Fantastic, Tammy and Grant! It is like a “professional -fill-in the blanks” program. The background (wet mark) of koi in the background … on these pages are subtle and, initially, just viewed as coloring in the background. But as I started to think about my initial entry–I noticed the koi hiding behind the red blog.
You both amaze me and I am proud to say that I know these authors. I, too, was angry to hear that the initial findings of Natalie’s Cancer was only identified because of a loving and caring Mom, who was not in a hurry to get out of the doctor’s office when they failed to do a complete lab work that was expected by a Mom.
…I immediately felt sad that I had commented to Natalie that SHE had to continue to carry her medium sized stuffed animal because she said that she wanted to bring it with her during one of the outings that Tammy and Grant had planned for us-before we found out that she had cancer.

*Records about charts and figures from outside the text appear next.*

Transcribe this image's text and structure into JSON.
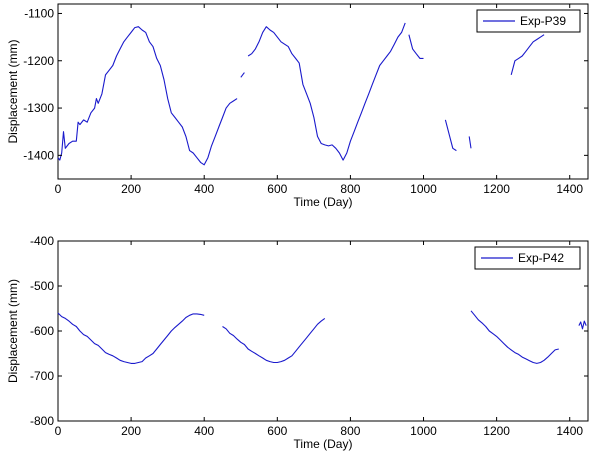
{
  "chart_data": [
    {
      "type": "line",
      "xlabel": "Time (Day)",
      "ylabel": "Displacement (mm)",
      "xlim": [
        0,
        1450
      ],
      "ylim": [
        -1450,
        -1080
      ],
      "xticks": [
        0,
        200,
        400,
        600,
        800,
        1000,
        1200,
        1400
      ],
      "yticks": [
        -1100,
        -1200,
        -1300,
        -1400
      ],
      "grid": false,
      "legend_position": "top-right",
      "series": [
        {
          "name": "Exp-P39",
          "color": "#1a1acc",
          "segments": [
            [
              [
                0,
                -1405
              ],
              [
                5,
                -1410
              ],
              [
                10,
                -1395
              ],
              [
                15,
                -1350
              ],
              [
                20,
                -1385
              ],
              [
                30,
                -1375
              ],
              [
                40,
                -1370
              ],
              [
                50,
                -1370
              ],
              [
                55,
                -1330
              ],
              [
                60,
                -1335
              ],
              [
                70,
                -1325
              ],
              [
                80,
                -1330
              ],
              [
                90,
                -1310
              ],
              [
                100,
                -1300
              ],
              [
                105,
                -1280
              ],
              [
                110,
                -1290
              ],
              [
                120,
                -1270
              ],
              [
                130,
                -1230
              ],
              [
                140,
                -1220
              ],
              [
                150,
                -1210
              ],
              [
                160,
                -1190
              ],
              [
                170,
                -1175
              ],
              [
                180,
                -1160
              ],
              [
                190,
                -1150
              ],
              [
                200,
                -1140
              ],
              [
                210,
                -1130
              ],
              [
                220,
                -1128
              ],
              [
                230,
                -1135
              ],
              [
                240,
                -1140
              ],
              [
                250,
                -1160
              ],
              [
                260,
                -1170
              ],
              [
                270,
                -1195
              ],
              [
                280,
                -1210
              ],
              [
                290,
                -1240
              ],
              [
                300,
                -1280
              ],
              [
                310,
                -1310
              ],
              [
                320,
                -1320
              ],
              [
                330,
                -1330
              ],
              [
                340,
                -1340
              ],
              [
                350,
                -1360
              ],
              [
                360,
                -1390
              ],
              [
                370,
                -1395
              ],
              [
                380,
                -1405
              ],
              [
                390,
                -1415
              ],
              [
                400,
                -1420
              ],
              [
                410,
                -1405
              ],
              [
                420,
                -1380
              ],
              [
                430,
                -1360
              ],
              [
                440,
                -1340
              ],
              [
                450,
                -1320
              ],
              [
                460,
                -1300
              ],
              [
                470,
                -1290
              ],
              [
                480,
                -1285
              ],
              [
                490,
                -1280
              ]
            ],
            [
              [
                500,
                -1235
              ],
              [
                510,
                -1225
              ]
            ],
            [
              [
                520,
                -1190
              ],
              [
                530,
                -1185
              ],
              [
                540,
                -1175
              ],
              [
                550,
                -1160
              ],
              [
                560,
                -1140
              ],
              [
                570,
                -1128
              ],
              [
                580,
                -1135
              ],
              [
                590,
                -1140
              ],
              [
                600,
                -1150
              ],
              [
                610,
                -1160
              ],
              [
                620,
                -1165
              ],
              [
                630,
                -1170
              ],
              [
                640,
                -1185
              ],
              [
                650,
                -1195
              ],
              [
                660,
                -1205
              ],
              [
                670,
                -1250
              ],
              [
                680,
                -1270
              ],
              [
                690,
                -1290
              ],
              [
                700,
                -1320
              ],
              [
                710,
                -1360
              ],
              [
                720,
                -1375
              ],
              [
                730,
                -1378
              ],
              [
                740,
                -1380
              ],
              [
                750,
                -1378
              ],
              [
                760,
                -1385
              ],
              [
                770,
                -1395
              ],
              [
                780,
                -1410
              ],
              [
                790,
                -1395
              ],
              [
                800,
                -1370
              ],
              [
                810,
                -1350
              ],
              [
                820,
                -1330
              ],
              [
                830,
                -1310
              ],
              [
                840,
                -1290
              ],
              [
                850,
                -1270
              ],
              [
                860,
                -1250
              ],
              [
                870,
                -1230
              ],
              [
                880,
                -1210
              ],
              [
                890,
                -1200
              ],
              [
                900,
                -1190
              ],
              [
                910,
                -1180
              ],
              [
                920,
                -1165
              ],
              [
                930,
                -1150
              ],
              [
                940,
                -1140
              ],
              [
                950,
                -1120
              ]
            ],
            [
              [
                960,
                -1145
              ],
              [
                970,
                -1175
              ],
              [
                980,
                -1185
              ],
              [
                990,
                -1195
              ],
              [
                1000,
                -1195
              ]
            ],
            [
              [
                1060,
                -1325
              ],
              [
                1070,
                -1355
              ],
              [
                1080,
                -1385
              ],
              [
                1090,
                -1390
              ]
            ],
            [
              [
                1125,
                -1360
              ],
              [
                1130,
                -1385
              ]
            ],
            [
              [
                1240,
                -1230
              ],
              [
                1250,
                -1200
              ],
              [
                1260,
                -1195
              ],
              [
                1270,
                -1190
              ],
              [
                1280,
                -1180
              ],
              [
                1290,
                -1170
              ],
              [
                1300,
                -1160
              ],
              [
                1310,
                -1155
              ],
              [
                1320,
                -1150
              ],
              [
                1330,
                -1145
              ]
            ]
          ]
        }
      ]
    },
    {
      "type": "line",
      "xlabel": "Time (Day)",
      "ylabel": "Displacement (mm)",
      "xlim": [
        0,
        1450
      ],
      "ylim": [
        -800,
        -400
      ],
      "xticks": [
        0,
        200,
        400,
        600,
        800,
        1000,
        1200,
        1400
      ],
      "yticks": [
        -400,
        -500,
        -600,
        -700,
        -800
      ],
      "grid": false,
      "legend_position": "top-right",
      "series": [
        {
          "name": "Exp-P42",
          "color": "#1a1acc",
          "segments": [
            [
              [
                0,
                -560
              ],
              [
                10,
                -568
              ],
              [
                20,
                -572
              ],
              [
                30,
                -578
              ],
              [
                40,
                -585
              ],
              [
                50,
                -590
              ],
              [
                60,
                -600
              ],
              [
                70,
                -608
              ],
              [
                80,
                -612
              ],
              [
                90,
                -620
              ],
              [
                100,
                -628
              ],
              [
                110,
                -632
              ],
              [
                120,
                -640
              ],
              [
                130,
                -648
              ],
              [
                140,
                -652
              ],
              [
                150,
                -655
              ],
              [
                160,
                -660
              ],
              [
                170,
                -665
              ],
              [
                180,
                -668
              ],
              [
                190,
                -670
              ],
              [
                200,
                -672
              ],
              [
                210,
                -672
              ],
              [
                220,
                -670
              ],
              [
                230,
                -668
              ],
              [
                240,
                -660
              ],
              [
                250,
                -655
              ],
              [
                260,
                -650
              ],
              [
                270,
                -640
              ],
              [
                280,
                -630
              ],
              [
                290,
                -620
              ],
              [
                300,
                -610
              ],
              [
                310,
                -600
              ],
              [
                320,
                -592
              ],
              [
                330,
                -585
              ],
              [
                340,
                -578
              ],
              [
                350,
                -570
              ],
              [
                360,
                -565
              ],
              [
                370,
                -562
              ],
              [
                380,
                -562
              ],
              [
                390,
                -563
              ],
              [
                400,
                -565
              ]
            ],
            [
              [
                450,
                -590
              ],
              [
                460,
                -595
              ],
              [
                470,
                -605
              ],
              [
                480,
                -610
              ],
              [
                490,
                -618
              ],
              [
                500,
                -625
              ],
              [
                510,
                -630
              ],
              [
                520,
                -640
              ],
              [
                530,
                -645
              ],
              [
                540,
                -650
              ],
              [
                550,
                -655
              ],
              [
                560,
                -660
              ],
              [
                570,
                -665
              ],
              [
                580,
                -668
              ],
              [
                590,
                -670
              ],
              [
                600,
                -670
              ],
              [
                610,
                -668
              ],
              [
                620,
                -665
              ],
              [
                630,
                -660
              ],
              [
                640,
                -655
              ],
              [
                650,
                -645
              ],
              [
                660,
                -635
              ],
              [
                670,
                -625
              ],
              [
                680,
                -615
              ],
              [
                690,
                -605
              ],
              [
                700,
                -595
              ],
              [
                710,
                -585
              ],
              [
                720,
                -578
              ],
              [
                730,
                -572
              ]
            ],
            [
              [
                1130,
                -555
              ],
              [
                1140,
                -565
              ],
              [
                1150,
                -575
              ],
              [
                1160,
                -582
              ],
              [
                1170,
                -590
              ],
              [
                1180,
                -600
              ],
              [
                1190,
                -606
              ],
              [
                1200,
                -612
              ],
              [
                1210,
                -620
              ],
              [
                1220,
                -628
              ],
              [
                1230,
                -636
              ],
              [
                1240,
                -642
              ],
              [
                1250,
                -648
              ],
              [
                1260,
                -652
              ],
              [
                1270,
                -658
              ],
              [
                1280,
                -662
              ],
              [
                1290,
                -666
              ],
              [
                1300,
                -670
              ],
              [
                1310,
                -672
              ],
              [
                1320,
                -670
              ],
              [
                1330,
                -665
              ],
              [
                1340,
                -658
              ],
              [
                1350,
                -650
              ],
              [
                1360,
                -642
              ],
              [
                1370,
                -640
              ]
            ],
            [
              [
                1425,
                -588
              ],
              [
                1430,
                -580
              ],
              [
                1435,
                -595
              ],
              [
                1440,
                -578
              ],
              [
                1445,
                -588
              ]
            ]
          ]
        }
      ]
    }
  ]
}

I am amazed at the sheer will power that both Tammy and Grant have in everything that they do. Mom and I would drive up to Pleasant Hill to help for a mere week or more. But despite a long day at the hospital and work for Tammy and Grant, one of them would then drive both of us back home after taking our turn at the hospital. Yes, the traffic was irritating due to the people going to or from work, too.
Grant’s initial guidance to us in response in our question: what do you want us to do today? (he’s really saying-do you want the long list or short list. Tammy and Grant have so many things going through their minds about Natalie, the hospital, the doctors, the nurses, their work.) He said don’t ask us that. It creates more confusion as it now requires them to stop and to begin to reorganize their thoughts and either of them having to stop to see where they are at and all the things that they have going through their lists of things. Neither are going to be upset if Mom and I don’t do everything that they would like us to do. If we see something that needs to be done that fits into “our” schedule then that is fine.
It is amazing what the four or them have accomplished on a daily basis. And, yes, Sean had to grow up very quickly in a short period of time. I remember one of the things that he commented on after numerous trips back and forth to visit and to make Natalie’s day better. Someone asked what he would like to do.
Sean said, well, you know how Natalie sits in bed and gets to eat in bed, too. I would like to eat in bed,too.
Tammy and Grant and Sean are special people who want to share their story. I am glad that they made us more than a part of their lives.
Sorry for joining this blog at such a late date. But I am enjoying your inputs.
Thanks, dad. I needed that. Not having a great morning.